Welsh Town Leads a British Revolt Against the Tax System and Corporations
Then there is Steven Lewis’s coffee shop, Number 18 Cafe & Brasserie, which, like a lot of the other mom-and-pop operations in Crickhowell, houses a grievance that resonates far beyond the town’s borders.
Mr. Lewis, 63, a broad-chested former military man, has helped turn Crickhowell into ground zero for a revolt by small-business owners in Britain against a tax system they see as rigged against them in favor of multinational corporations like Facebook, Google and Starbucks. The town, population 2,063, has become famous for being one of Britain’s last holdouts against the encroachment of big retail chains.
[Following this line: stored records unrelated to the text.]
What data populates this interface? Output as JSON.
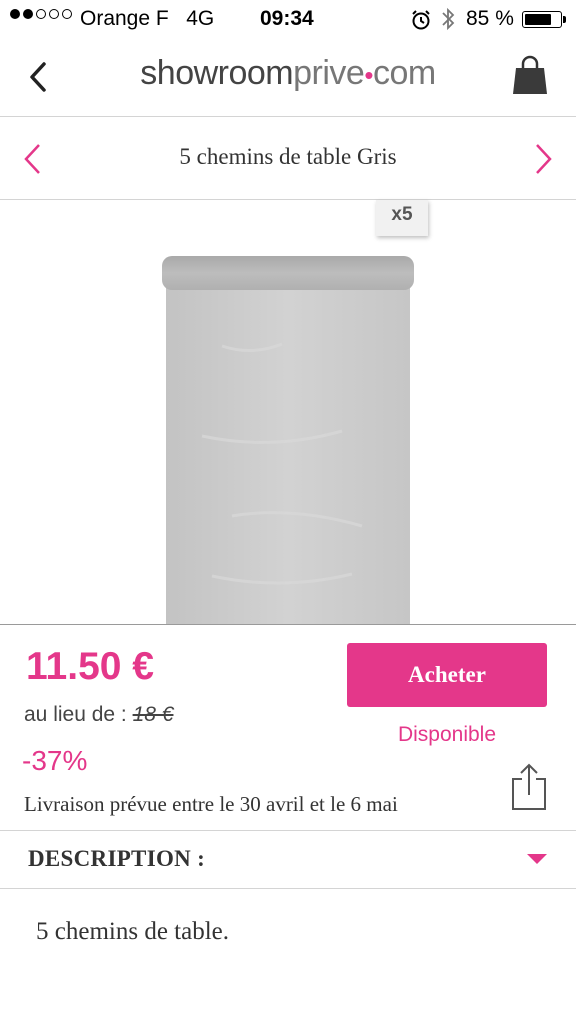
{
  "status_bar": {
    "carrier": "Orange F",
    "network": "4G",
    "time": "09:34",
    "battery": "85 %",
    "battery_level": 0.85,
    "signal_bars": 2,
    "icons": [
      "alarm-icon",
      "bluetooth-icon",
      "battery-icon"
    ]
  },
  "nav": {
    "logo_main": "showroom",
    "logo_sub": "prive",
    "logo_tld": "com",
    "icons": {
      "back": "chevron-left-icon",
      "cart": "shopping-bag-icon"
    }
  },
  "product": {
    "title": "5 chemins de table  Gris",
    "quantity_badge": "x5",
    "price": "11.50 €",
    "was_label": "au lieu de :",
    "was_price": "18 €",
    "discount": "-37%",
    "delivery": "Livraison prévue entre le 30 avril et le 6 mai",
    "buy_label": "Acheter",
    "availability": "Disponible",
    "image_color": "#c9c9c9"
  },
  "description": {
    "heading": "DESCRIPTION :",
    "text": "5 chemins de table."
  },
  "colors": {
    "accent": "#e4378a",
    "text": "#333333",
    "divider": "#d4d4d4"
  }
}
Mr. Lewis said he paid the 21 percent corporate tax rate on his profits last year, equivalent to 31,000 pounds, or $45,200. By contrast, Facebook — which is based in the United States but does business in Britain and is therefore subject to British taxes — paid just £4,327, or $6,274, in corporate tax in 2014, or about one-seventh of what Mr. Lewis paid.
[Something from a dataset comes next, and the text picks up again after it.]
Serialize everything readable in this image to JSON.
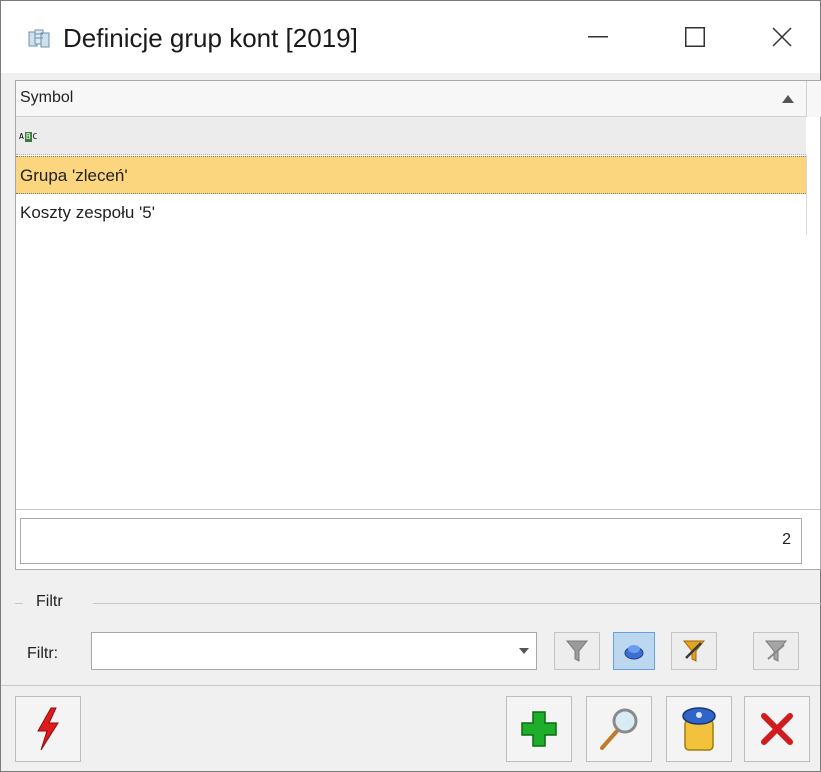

Facebook’s bill was also less than the average personal income tax payment and the national insurance contributions that individual British employees pay, which amount to about $7,800 a year for someone making the median income of $40,000.
That is just one glaring example, Mr. Lewis and his fellow shopkeepers in Crickhowell said, of what amounts to multinational tax dodging on a gargantuan scale, leaving the little guy to pick up the tab. And their protest is one small case study of how economic populism is playing out around the world, rallying grass-roots support to challenge governments and corporate interests alike.